Das sind die Menschen, die das Fundament für die Demokratie gelegt haben

Nach umfangreichen Kapiteln über Juden, Zwangsarbeiter und Euthanasie rücken zum Abschluss die Widerstandskämpfer in den Fokus. Es war ihm ein tiefes Bedürfnis, die dunkle Geschichte seines Heimatortes zu beleuchten und auch denen ein Gesicht zu geben, die im Verborgenen gekämpft haben. „Diese Frauen und Männer verdienen es, dass ihre Geschichte im Bewusstsein unserer Gemeinschaft bewahrt bleibt“, schreibt Lachmann in der Einleitung. „Sie haben“, so sagt er, „damals mit ihrem Mut das Fundament für unsere heutige Demokratie gelegt.“

Dirk Lachmann, Vorsitzender des Freundeskreises Historisches Homberg, hat viele Jahre über den Nationalsozialismus in seinem Stadtteil geforscht. In seinem Garten blühen Blumen in den Überresten einer alten Fliegerbombe.
Dirk Lachmann, Vorsitzender des Freundeskreises Historisches Homberg, hat viele Jahre über den Nationalsozialismus in seinem Stadtteil geforscht. In seinem Garten blühen Blumen in den Überresten einer alten Fliegerbombe. © FUNKE Foto Services | DANIEL ELKE

Dirk Lachmann lässt den Blick durch seinen Garten schweifen. Die Reste einer alten Fliegerbombe aus dem Zweiten Weltkrieg hat er zum blühenden Beet umfunktioniert. Ein Schild will er noch daneben hängen. „Blumen statt Bomben“, soll darauf stehen. Eine Friedensbotschaft, die wieder drängender geworden ist. „Erinnern“ und „mahnen“ – das sind die Leitworte, die den Homberger durch seine Geschichts-Studie gelotst haben. Und die er sich immer wieder selber gesagt hat, wenn die Arbeit des gewichtigen Themas ihm zu erdrückend auf den Schultern lastete. „Zwischendurch habe ich mich manchmal gefragt: Mensch, warum machst du das eigentlich?“

Grausames Erlebnis: die Leiche auf dem Heuhaufen

Jetzt, wo alles fertig ist, sieht Dirk Lachmann wieder klar, wie wichtig Projekte wie diese sind. Vor allem den jungen Menschen will er als Pädagoge bewusst machen, was sie aus der Geschichte lernen können. „Wenn unsere Jugend Vorbilder sucht, dann wäre es gut, wenn sie diese auch in den Reihen des deutschen Widerstands findet.“ Der Homberger Anton Burkeltz war einer von denen, die ihren politischen Widerstand mit dem Leben bezahlt haben. Er wurde zum Opfer, als die Nazis am 3. März 1933 in Homberg Jagd auf Kommunisten machten und in das Haus an der Hahlenerstraße 134 eindrangen, in dem ein Mitglied der KPD wohnte.

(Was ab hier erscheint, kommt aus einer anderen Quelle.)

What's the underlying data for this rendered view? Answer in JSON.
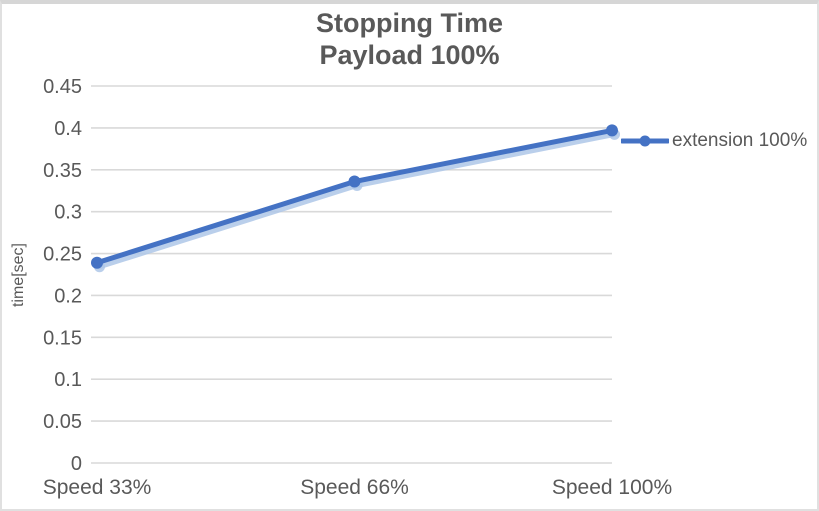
{
  "chart_data": {
    "type": "line",
    "title": "Stopping Time",
    "subtitle": "Payload 100%",
    "ylabel": "time[sec]",
    "xlabel": "",
    "categories": [
      "Speed 33%",
      "Speed 66%",
      "Speed 100%"
    ],
    "series": [
      {
        "name": "extension 100%",
        "values": [
          0.239,
          0.336,
          0.397
        ]
      }
    ],
    "ylim": [
      0,
      0.45
    ],
    "ytick_step": 0.05,
    "ytick_labels": [
      "0",
      "0.05",
      "0.1",
      "0.15",
      "0.2",
      "0.25",
      "0.3",
      "0.35",
      "0.4",
      "0.45"
    ],
    "grid": true,
    "legend_position": "right"
  },
  "colors": {
    "series_line": "#4472C4",
    "series_shadow": "#AEC7E8",
    "gridline": "#D9D9D9",
    "text": "#595959",
    "border": "#D6D6D6",
    "background": "#FFFFFF"
  }
}
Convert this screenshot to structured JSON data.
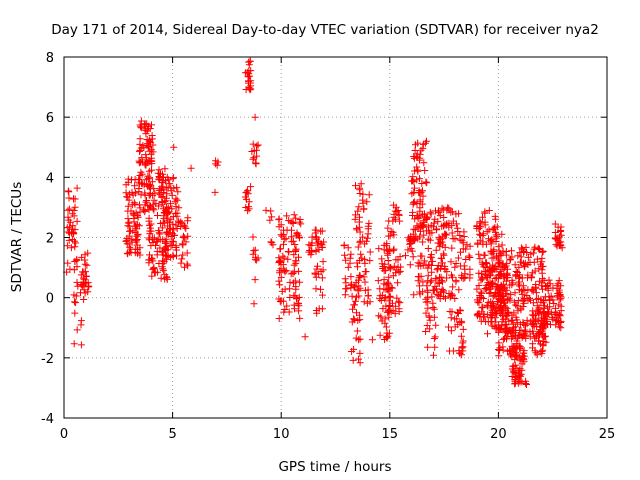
{
  "chart_data": {
    "type": "scatter",
    "title": "Day 171 of 2014, Sidereal Day-to-day VTEC variation (SDTVAR) for receiver nya2",
    "xlabel": "GPS time / hours",
    "ylabel": "SDTVAR / TECUs",
    "xlim": [
      0,
      25
    ],
    "ylim": [
      -4,
      8
    ],
    "xticks": [
      "0",
      "5",
      "10",
      "15",
      "20",
      "25"
    ],
    "yticks": [
      "-4",
      "-2",
      "0",
      "2",
      "4",
      "6",
      "8"
    ],
    "grid": true,
    "marker": "+",
    "color": "#ff0000",
    "clusters": [
      {
        "x0": 0.15,
        "x1": 0.65,
        "lo": 0.9,
        "hi": 3.8,
        "n": 45
      },
      {
        "x0": 0.45,
        "x1": 0.85,
        "lo": -1.6,
        "hi": 0.6,
        "n": 12
      },
      {
        "x0": 0.75,
        "x1": 1.15,
        "lo": -0.1,
        "hi": 1.5,
        "n": 30
      },
      {
        "x0": 2.85,
        "x1": 3.5,
        "lo": 1.4,
        "hi": 4.0,
        "n": 80
      },
      {
        "x0": 3.45,
        "x1": 4.1,
        "lo": 2.8,
        "hi": 5.9,
        "n": 90
      },
      {
        "x0": 3.9,
        "x1": 4.8,
        "lo": 0.6,
        "hi": 4.3,
        "n": 120
      },
      {
        "x0": 4.5,
        "x1": 5.3,
        "lo": 1.3,
        "hi": 4.0,
        "n": 80
      },
      {
        "x0": 5.35,
        "x1": 5.7,
        "lo": 0.8,
        "hi": 2.7,
        "n": 22
      },
      {
        "x0": 6.9,
        "x1": 7.1,
        "lo": 4.2,
        "hi": 4.6,
        "n": 4
      },
      {
        "x0": 8.35,
        "x1": 8.6,
        "lo": 6.9,
        "hi": 7.9,
        "n": 22
      },
      {
        "x0": 8.35,
        "x1": 8.6,
        "lo": 2.8,
        "hi": 3.7,
        "n": 12
      },
      {
        "x0": 8.65,
        "x1": 8.95,
        "lo": 4.3,
        "hi": 5.3,
        "n": 12
      },
      {
        "x0": 8.7,
        "x1": 8.95,
        "lo": 1.2,
        "hi": 2.2,
        "n": 8
      },
      {
        "x0": 9.45,
        "x1": 9.65,
        "lo": 1.7,
        "hi": 2.9,
        "n": 6
      },
      {
        "x0": 9.85,
        "x1": 10.9,
        "lo": -0.7,
        "hi": 2.8,
        "n": 100
      },
      {
        "x0": 11.2,
        "x1": 11.5,
        "lo": 1.4,
        "hi": 2.1,
        "n": 10
      },
      {
        "x0": 11.55,
        "x1": 11.95,
        "lo": -0.6,
        "hi": 2.3,
        "n": 36
      },
      {
        "x0": 12.85,
        "x1": 13.3,
        "lo": -0.2,
        "hi": 1.8,
        "n": 16
      },
      {
        "x0": 13.2,
        "x1": 13.7,
        "lo": -2.2,
        "hi": 0.8,
        "n": 30
      },
      {
        "x0": 13.4,
        "x1": 14.1,
        "lo": -0.3,
        "hi": 3.8,
        "n": 60
      },
      {
        "x0": 14.45,
        "x1": 15.0,
        "lo": -1.6,
        "hi": 1.8,
        "n": 55
      },
      {
        "x0": 14.9,
        "x1": 15.5,
        "lo": -0.6,
        "hi": 3.2,
        "n": 60
      },
      {
        "x0": 15.7,
        "x1": 16.1,
        "lo": 0.8,
        "hi": 2.2,
        "n": 16
      },
      {
        "x0": 16.0,
        "x1": 16.7,
        "lo": 1.8,
        "hi": 5.2,
        "n": 75
      },
      {
        "x0": 16.3,
        "x1": 17.4,
        "lo": 0.0,
        "hi": 3.0,
        "n": 95
      },
      {
        "x0": 16.6,
        "x1": 17.2,
        "lo": -2.0,
        "hi": 0.3,
        "n": 26
      },
      {
        "x0": 17.3,
        "x1": 18.2,
        "lo": -0.1,
        "hi": 3.0,
        "n": 75
      },
      {
        "x0": 17.7,
        "x1": 18.4,
        "lo": -1.9,
        "hi": -0.3,
        "n": 30
      },
      {
        "x0": 18.2,
        "x1": 18.7,
        "lo": 0.6,
        "hi": 2.2,
        "n": 26
      },
      {
        "x0": 19.0,
        "x1": 20.2,
        "lo": -0.8,
        "hi": 2.9,
        "n": 150
      },
      {
        "x0": 19.4,
        "x1": 20.4,
        "lo": -1.2,
        "hi": 1.2,
        "n": 90
      },
      {
        "x0": 20.0,
        "x1": 21.0,
        "lo": -2.0,
        "hi": 1.6,
        "n": 140
      },
      {
        "x0": 20.6,
        "x1": 21.3,
        "lo": -2.9,
        "hi": -0.8,
        "n": 70
      },
      {
        "x0": 21.0,
        "x1": 22.1,
        "lo": -1.3,
        "hi": 1.7,
        "n": 120
      },
      {
        "x0": 21.5,
        "x1": 22.2,
        "lo": -1.9,
        "hi": -0.4,
        "n": 50
      },
      {
        "x0": 22.1,
        "x1": 22.9,
        "lo": -1.0,
        "hi": 0.6,
        "n": 70
      },
      {
        "x0": 22.55,
        "x1": 22.95,
        "lo": 1.5,
        "hi": 2.5,
        "n": 22
      }
    ],
    "outliers": [
      {
        "x": 0.12,
        "y": 0.85
      },
      {
        "x": 5.05,
        "y": 5.0
      },
      {
        "x": 5.85,
        "y": 4.3
      },
      {
        "x": 6.95,
        "y": 3.5
      },
      {
        "x": 8.8,
        "y": 6.0
      },
      {
        "x": 8.75,
        "y": -0.2
      },
      {
        "x": 8.8,
        "y": 0.6
      },
      {
        "x": 9.3,
        "y": 2.9
      },
      {
        "x": 11.1,
        "y": -1.3
      },
      {
        "x": 14.2,
        "y": -1.4
      },
      {
        "x": 16.1,
        "y": 0.1
      }
    ]
  }
}
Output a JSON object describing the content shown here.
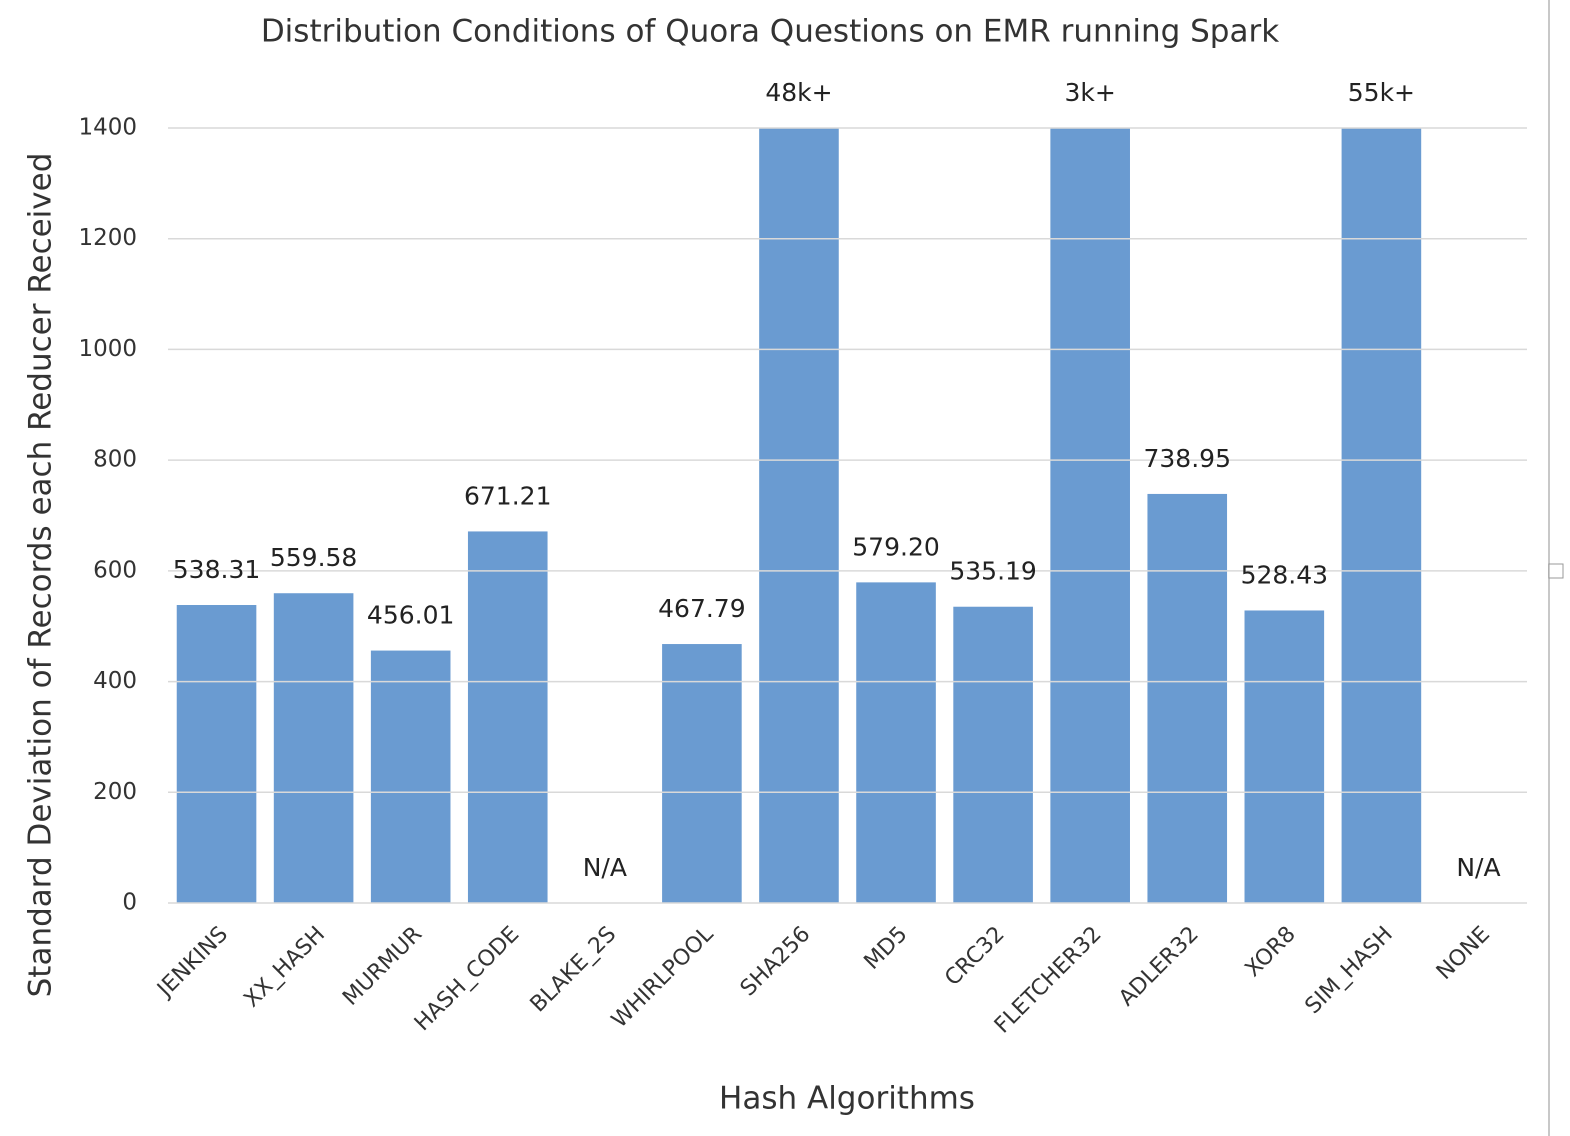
{
  "chart_data": {
    "type": "bar",
    "title": "Distribution Conditions of Quora Questions on EMR running Spark",
    "x_label": "Hash Algorithms",
    "y_label": "Standard Deviation of  Records each Reducer Received",
    "categories": [
      "JENKINS",
      "XX_HASH",
      "MURMUR",
      "HASH_CODE",
      "BLAKE_2S",
      "WHIRLPOOL",
      "SHA256",
      "MD5",
      "CRC32",
      "FLETCHER32",
      "ADLER32",
      "XOR8",
      "SIM_HASH",
      "NONE"
    ],
    "values": [
      538.31,
      559.58,
      456.01,
      671.21,
      null,
      467.79,
      48000,
      579.2,
      535.19,
      3000,
      738.95,
      528.43,
      55000,
      null
    ],
    "value_labels": [
      "538.31",
      "559.58",
      "456.01",
      "671.21",
      "N/A",
      "467.79",
      "48k+",
      "579.20",
      "535.19",
      "3k+",
      "738.95",
      "528.43",
      "55k+",
      "N/A"
    ],
    "color": "#6a9bd1",
    "ylim": [
      0,
      1400
    ],
    "yticks": [
      0,
      200,
      400,
      600,
      800,
      1000,
      1200,
      1400
    ],
    "grid": true
  }
}
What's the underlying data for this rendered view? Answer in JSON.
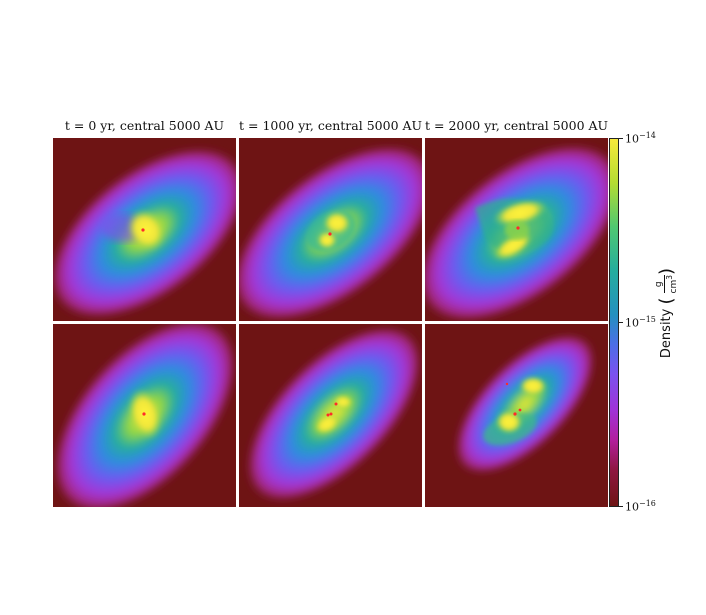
{
  "panel_titles": [
    "t = 0 yr, central 5000 AU",
    "t = 1000 yr, central 5000 AU",
    "t = 2000 yr, central 5000 AU"
  ],
  "colorbar": {
    "label": "Density",
    "unit_numerator": "g",
    "unit_denominator": "cm",
    "unit_denominator_exponent": "3",
    "ticks": [
      {
        "base": "10",
        "exp": "−14"
      },
      {
        "base": "10",
        "exp": "−15"
      },
      {
        "base": "10",
        "exp": "−16"
      }
    ],
    "colormap": "plasma-like (dark red → purple → blue → teal → green → yellow)",
    "scale": "log"
  },
  "colors": {
    "background_low": "#6e1414",
    "high_density": "#f7e93a"
  },
  "panels": [
    {
      "row": "top",
      "column": 1,
      "description_icon": "density-slice"
    },
    {
      "row": "top",
      "column": 2,
      "description_icon": "density-slice"
    },
    {
      "row": "top",
      "column": 3,
      "description_icon": "density-slice"
    },
    {
      "row": "bottom",
      "column": 1,
      "description_icon": "density-slice"
    },
    {
      "row": "bottom",
      "column": 2,
      "description_icon": "density-slice"
    },
    {
      "row": "bottom",
      "column": 3,
      "description_icon": "density-slice"
    }
  ]
}
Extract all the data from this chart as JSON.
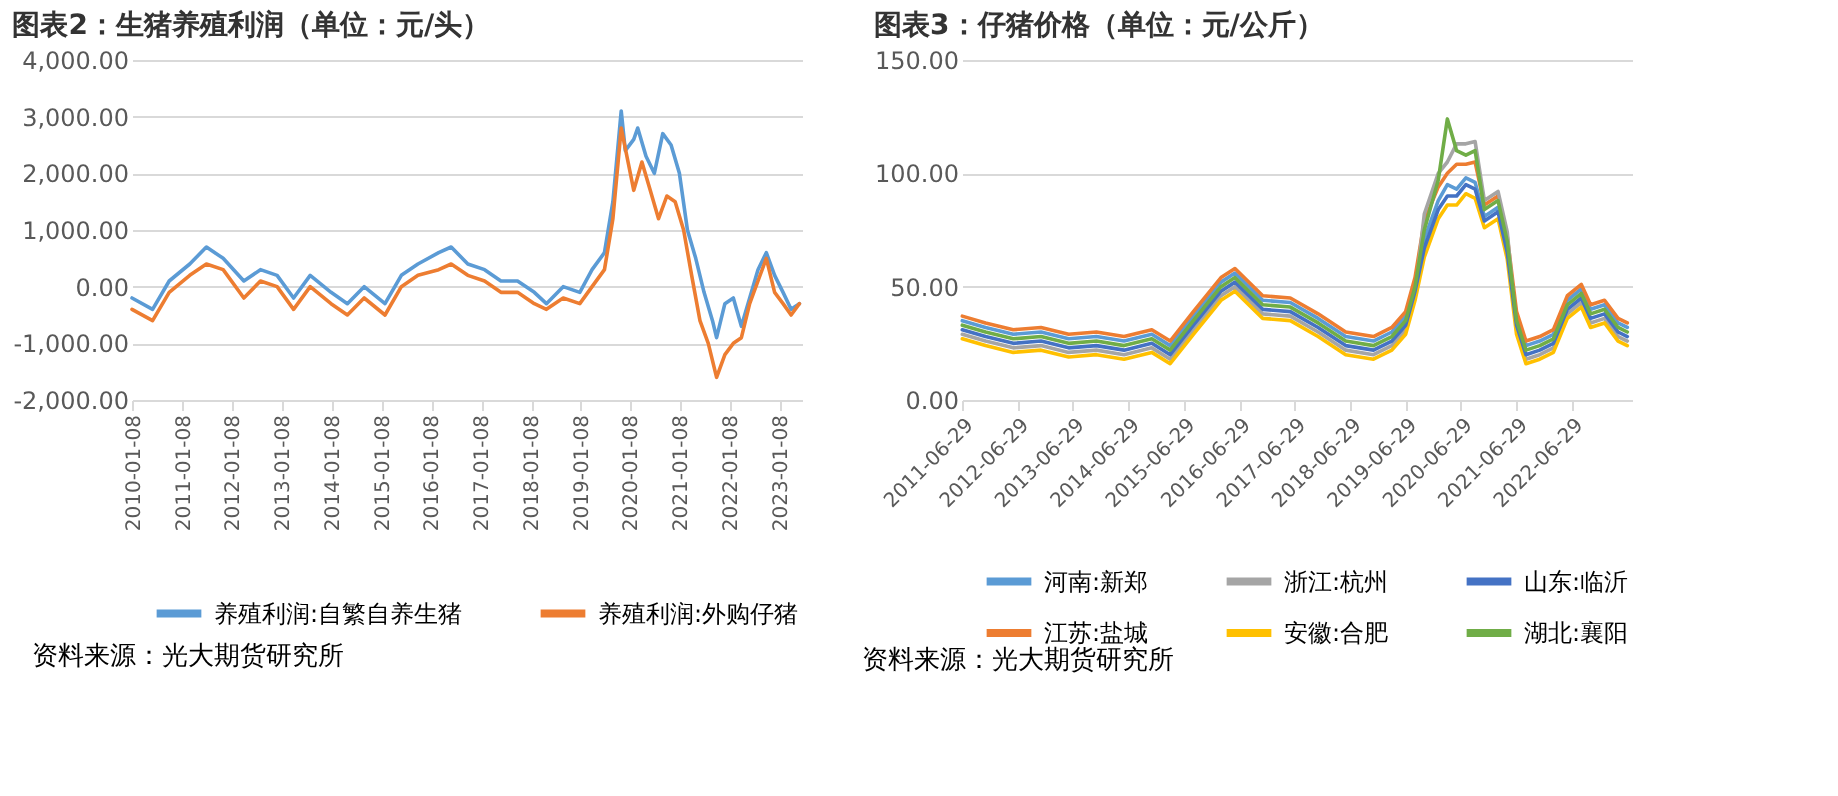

Der Homberger Widerständler Anton Burkeltz starb 1933 bei einer Schießerei zwischen Nazis und Kommunisten.
Der Homberger Widerständler Anton Burkeltz starb 1933 bei einer Schießerei zwischen Nazis und Kommunisten. © FHH

Lachmann hat dazu einen alten Zeitungsartikel aus dem „Grafschafter“ gefunden, der über die Schießerei zwischen Nationalsozialisten und Kommunisten im angrenzenden Stall des Hauses berichtet. Hierbei, so stand es damals im Polizeibericht, wurde Anton Burkeltz von einer Kugel tödlich verletzt. Seine Leiche fand man auf einem Heuhaufen. Dirk Lachmann hat mit Nachkommen von Burkeltz gesprochen. „Einen Sohn kannte ich persönlich.“ Bis heute ist unklar, ob der Widerständler von den Nazis erschossen wurde oder ob er sich in dieser aussichtslosen Situation selbst getötet hat, um nicht unter Folter Namen preisgeben zu müssen.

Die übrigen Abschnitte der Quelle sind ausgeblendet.